In evaluating whether a claim implicates a constitutional right, the Third Circuit has stressed that "this aspect of [a court's] inquiry is satisfied even if the claim is only debatably constitutional." Doe, 810 F.3d at 145 (emphasis in original). The Court has further concluded that misclassification as a career criminal "debatably" works a constitutional deprivation and serves as a permissible ground on which to issue a COA. Id. at 146 (observing that such an error "arguably violates the Due Process Clause by conferring a longer sentence than the law allows"). Furthermore, if Petitioner's predicate conviction does not qualify as a crime of violence under the elements clause, § 924(c)(3)(A), he would have been unlawfully penalized pursuant to the unconstitutionally vague residual clause, § 924(c)(3)(B). See Davis, 139 S.Ct. at 2323-2324. On this basis, I am satisfied that Petitioner's case sufficiently implicates a constitutional right.

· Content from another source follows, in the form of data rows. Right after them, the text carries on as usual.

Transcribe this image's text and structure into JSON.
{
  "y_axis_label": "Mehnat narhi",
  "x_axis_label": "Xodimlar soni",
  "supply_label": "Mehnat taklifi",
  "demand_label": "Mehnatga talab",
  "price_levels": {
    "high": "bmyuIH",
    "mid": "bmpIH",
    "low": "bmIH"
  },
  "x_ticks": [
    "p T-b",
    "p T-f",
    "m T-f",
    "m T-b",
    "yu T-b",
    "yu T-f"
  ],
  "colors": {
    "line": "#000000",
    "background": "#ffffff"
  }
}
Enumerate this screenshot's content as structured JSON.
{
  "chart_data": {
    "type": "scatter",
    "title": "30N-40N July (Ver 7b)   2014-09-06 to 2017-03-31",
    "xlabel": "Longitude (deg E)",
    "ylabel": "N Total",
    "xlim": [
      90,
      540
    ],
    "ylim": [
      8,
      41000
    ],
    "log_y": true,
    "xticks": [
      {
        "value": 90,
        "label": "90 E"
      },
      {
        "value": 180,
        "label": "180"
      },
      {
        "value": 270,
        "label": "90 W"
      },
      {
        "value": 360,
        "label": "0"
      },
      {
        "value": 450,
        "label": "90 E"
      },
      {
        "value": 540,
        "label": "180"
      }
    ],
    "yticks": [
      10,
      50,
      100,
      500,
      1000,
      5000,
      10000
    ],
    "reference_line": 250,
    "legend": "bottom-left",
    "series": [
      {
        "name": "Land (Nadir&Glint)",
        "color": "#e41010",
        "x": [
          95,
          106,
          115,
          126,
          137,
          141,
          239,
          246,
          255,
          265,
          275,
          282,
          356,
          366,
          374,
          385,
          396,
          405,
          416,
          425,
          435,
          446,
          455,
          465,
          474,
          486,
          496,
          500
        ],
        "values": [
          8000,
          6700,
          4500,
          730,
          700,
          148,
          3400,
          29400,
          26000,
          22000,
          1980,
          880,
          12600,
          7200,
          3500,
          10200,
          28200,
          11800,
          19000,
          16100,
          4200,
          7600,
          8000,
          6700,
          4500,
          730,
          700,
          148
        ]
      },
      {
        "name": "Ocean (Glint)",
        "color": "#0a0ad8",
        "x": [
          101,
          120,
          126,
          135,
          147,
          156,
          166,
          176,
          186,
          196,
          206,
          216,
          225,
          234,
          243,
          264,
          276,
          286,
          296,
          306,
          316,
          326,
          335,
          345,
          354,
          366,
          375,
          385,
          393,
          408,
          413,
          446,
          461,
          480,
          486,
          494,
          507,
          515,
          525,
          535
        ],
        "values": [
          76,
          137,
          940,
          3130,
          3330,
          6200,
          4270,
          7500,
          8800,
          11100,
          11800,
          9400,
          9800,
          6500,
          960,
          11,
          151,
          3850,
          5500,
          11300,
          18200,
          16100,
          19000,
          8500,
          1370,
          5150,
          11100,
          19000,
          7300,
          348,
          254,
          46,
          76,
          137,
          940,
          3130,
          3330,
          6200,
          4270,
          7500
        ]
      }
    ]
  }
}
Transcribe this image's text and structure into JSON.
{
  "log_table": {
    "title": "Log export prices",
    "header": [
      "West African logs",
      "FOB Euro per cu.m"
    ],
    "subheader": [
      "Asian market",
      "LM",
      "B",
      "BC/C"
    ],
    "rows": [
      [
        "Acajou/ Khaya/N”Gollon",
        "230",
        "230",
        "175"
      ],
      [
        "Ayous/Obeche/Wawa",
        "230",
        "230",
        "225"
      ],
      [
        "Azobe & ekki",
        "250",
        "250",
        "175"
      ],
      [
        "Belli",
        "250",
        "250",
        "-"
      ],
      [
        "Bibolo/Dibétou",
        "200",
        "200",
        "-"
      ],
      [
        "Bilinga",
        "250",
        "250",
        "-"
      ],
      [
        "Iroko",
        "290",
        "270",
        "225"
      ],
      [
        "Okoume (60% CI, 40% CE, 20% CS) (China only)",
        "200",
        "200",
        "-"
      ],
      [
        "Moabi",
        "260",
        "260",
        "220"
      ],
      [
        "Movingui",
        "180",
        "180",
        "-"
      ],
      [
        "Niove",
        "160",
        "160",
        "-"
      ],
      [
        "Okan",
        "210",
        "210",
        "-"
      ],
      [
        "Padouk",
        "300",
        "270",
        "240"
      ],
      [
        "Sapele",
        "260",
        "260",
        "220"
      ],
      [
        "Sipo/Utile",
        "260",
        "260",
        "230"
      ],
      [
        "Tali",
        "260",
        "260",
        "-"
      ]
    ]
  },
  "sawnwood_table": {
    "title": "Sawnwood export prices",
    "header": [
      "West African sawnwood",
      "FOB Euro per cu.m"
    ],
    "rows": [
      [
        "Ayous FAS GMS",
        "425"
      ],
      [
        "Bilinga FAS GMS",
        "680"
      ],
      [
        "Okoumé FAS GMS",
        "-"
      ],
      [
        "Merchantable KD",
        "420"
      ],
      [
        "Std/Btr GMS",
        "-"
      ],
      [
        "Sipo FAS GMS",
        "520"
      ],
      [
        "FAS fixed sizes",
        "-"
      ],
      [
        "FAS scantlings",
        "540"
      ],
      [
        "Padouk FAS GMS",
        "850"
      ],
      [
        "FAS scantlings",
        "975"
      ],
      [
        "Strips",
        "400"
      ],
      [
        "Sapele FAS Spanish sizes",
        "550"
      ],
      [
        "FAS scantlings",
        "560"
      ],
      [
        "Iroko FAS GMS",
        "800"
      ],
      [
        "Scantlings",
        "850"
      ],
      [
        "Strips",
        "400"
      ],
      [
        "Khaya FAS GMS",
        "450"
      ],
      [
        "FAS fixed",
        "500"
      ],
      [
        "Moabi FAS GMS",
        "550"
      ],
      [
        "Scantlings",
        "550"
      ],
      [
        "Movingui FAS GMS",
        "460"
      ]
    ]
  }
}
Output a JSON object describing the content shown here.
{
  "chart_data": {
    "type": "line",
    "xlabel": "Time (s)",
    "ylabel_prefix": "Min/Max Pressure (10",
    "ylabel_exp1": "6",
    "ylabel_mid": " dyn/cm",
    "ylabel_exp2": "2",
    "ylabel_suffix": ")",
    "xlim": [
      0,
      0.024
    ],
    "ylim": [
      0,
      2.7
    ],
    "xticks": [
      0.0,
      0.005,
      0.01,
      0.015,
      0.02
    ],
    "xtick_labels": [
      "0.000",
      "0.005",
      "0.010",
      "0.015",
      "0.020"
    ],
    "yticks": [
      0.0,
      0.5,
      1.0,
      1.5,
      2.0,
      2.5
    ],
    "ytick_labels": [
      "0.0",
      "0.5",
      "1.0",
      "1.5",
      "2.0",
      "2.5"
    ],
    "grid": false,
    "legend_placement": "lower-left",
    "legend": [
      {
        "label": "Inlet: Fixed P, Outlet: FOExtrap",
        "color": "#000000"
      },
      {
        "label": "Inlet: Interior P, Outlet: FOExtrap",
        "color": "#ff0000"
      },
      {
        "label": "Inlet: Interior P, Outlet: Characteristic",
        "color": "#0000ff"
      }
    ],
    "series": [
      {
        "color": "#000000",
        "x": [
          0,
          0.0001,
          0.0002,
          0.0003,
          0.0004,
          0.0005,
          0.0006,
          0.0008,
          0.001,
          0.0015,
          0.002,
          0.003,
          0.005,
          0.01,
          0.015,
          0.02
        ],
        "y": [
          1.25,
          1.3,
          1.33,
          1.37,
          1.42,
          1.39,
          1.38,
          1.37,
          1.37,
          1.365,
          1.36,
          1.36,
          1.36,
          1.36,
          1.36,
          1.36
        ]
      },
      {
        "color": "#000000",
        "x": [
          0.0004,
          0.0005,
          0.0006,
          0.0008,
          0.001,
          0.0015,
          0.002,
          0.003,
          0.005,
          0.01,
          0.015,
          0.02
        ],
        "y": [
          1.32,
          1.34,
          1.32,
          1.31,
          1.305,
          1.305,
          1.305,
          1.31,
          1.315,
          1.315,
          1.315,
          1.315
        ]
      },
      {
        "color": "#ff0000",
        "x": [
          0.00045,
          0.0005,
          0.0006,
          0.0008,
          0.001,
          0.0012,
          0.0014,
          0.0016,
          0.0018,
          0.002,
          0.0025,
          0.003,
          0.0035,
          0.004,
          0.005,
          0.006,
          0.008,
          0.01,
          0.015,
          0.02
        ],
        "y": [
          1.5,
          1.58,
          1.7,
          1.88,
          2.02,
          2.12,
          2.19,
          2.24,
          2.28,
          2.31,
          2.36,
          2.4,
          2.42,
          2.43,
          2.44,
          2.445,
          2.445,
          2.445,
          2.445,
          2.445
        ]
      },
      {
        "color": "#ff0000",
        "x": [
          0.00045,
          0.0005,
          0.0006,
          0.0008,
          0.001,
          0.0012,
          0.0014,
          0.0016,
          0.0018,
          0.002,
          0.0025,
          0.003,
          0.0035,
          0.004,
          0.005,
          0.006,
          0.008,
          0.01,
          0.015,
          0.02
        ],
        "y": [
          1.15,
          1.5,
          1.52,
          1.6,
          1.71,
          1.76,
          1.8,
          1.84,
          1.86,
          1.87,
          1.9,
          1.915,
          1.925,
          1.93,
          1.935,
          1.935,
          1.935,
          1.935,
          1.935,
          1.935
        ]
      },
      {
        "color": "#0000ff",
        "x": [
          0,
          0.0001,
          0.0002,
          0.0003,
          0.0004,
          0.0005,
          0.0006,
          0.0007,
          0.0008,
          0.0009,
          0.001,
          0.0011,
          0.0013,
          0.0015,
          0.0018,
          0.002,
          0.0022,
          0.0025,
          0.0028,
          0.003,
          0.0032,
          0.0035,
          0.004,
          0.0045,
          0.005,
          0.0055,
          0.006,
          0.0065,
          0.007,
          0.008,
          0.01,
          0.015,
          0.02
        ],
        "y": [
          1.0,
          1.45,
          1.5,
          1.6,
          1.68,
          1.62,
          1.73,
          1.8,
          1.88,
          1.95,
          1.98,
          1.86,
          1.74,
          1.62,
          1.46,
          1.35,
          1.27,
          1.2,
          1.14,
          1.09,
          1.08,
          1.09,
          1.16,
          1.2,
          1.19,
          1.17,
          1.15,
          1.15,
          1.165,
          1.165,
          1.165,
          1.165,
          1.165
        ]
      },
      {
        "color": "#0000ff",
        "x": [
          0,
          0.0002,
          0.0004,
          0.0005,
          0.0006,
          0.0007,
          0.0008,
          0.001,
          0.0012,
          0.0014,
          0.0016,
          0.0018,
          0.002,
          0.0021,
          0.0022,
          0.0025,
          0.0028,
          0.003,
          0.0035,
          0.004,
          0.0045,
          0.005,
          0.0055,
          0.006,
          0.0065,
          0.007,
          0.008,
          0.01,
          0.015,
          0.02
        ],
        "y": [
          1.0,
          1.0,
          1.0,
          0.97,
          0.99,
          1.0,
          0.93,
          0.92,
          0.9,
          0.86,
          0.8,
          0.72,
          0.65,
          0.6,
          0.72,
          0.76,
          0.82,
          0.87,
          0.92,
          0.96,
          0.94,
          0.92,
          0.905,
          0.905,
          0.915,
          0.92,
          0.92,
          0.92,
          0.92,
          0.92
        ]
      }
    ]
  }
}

I further find that Petitioner is entitled to a COA with respect to his argument that attempted postal robbery does not categorically constitute a crime of violence. As discussed previously, United States v. Walker forecloses Petitioner's claim within this Circuit. 990 F.3d at 328. But the Fourth Circuit has adopted a dissenting view in the context of attempted Hobbs Act robbery, observing that attempted robbery "does not invariably require the use, attempted use, or threatened use of physical force." United States v. Taylor, 979 F.3d 203, 208 (4th Cir. 2020) (noting that persons may be convicted of Hobbs Act robbery where they "reconnoitered the banks in question"). Presumably, the Supreme Court may yet address this issue. I will therefore grant a Certificate of Appealability as to this one issue.
III. Conclusion
For the reasons set forth above, Petitioner's Motion for Reconsideration is granted, but following such renewed consideration, his Motion to Vacate, Set Aside, or Correct Sentence under § 2255 is denied. Petitioner has however made a substantial showing of the denial of a constitutional right, as required by 28 U.S.C. § 2253(c)(2) for a certificate of appealability, and a COA will issue. An appropriate order follows.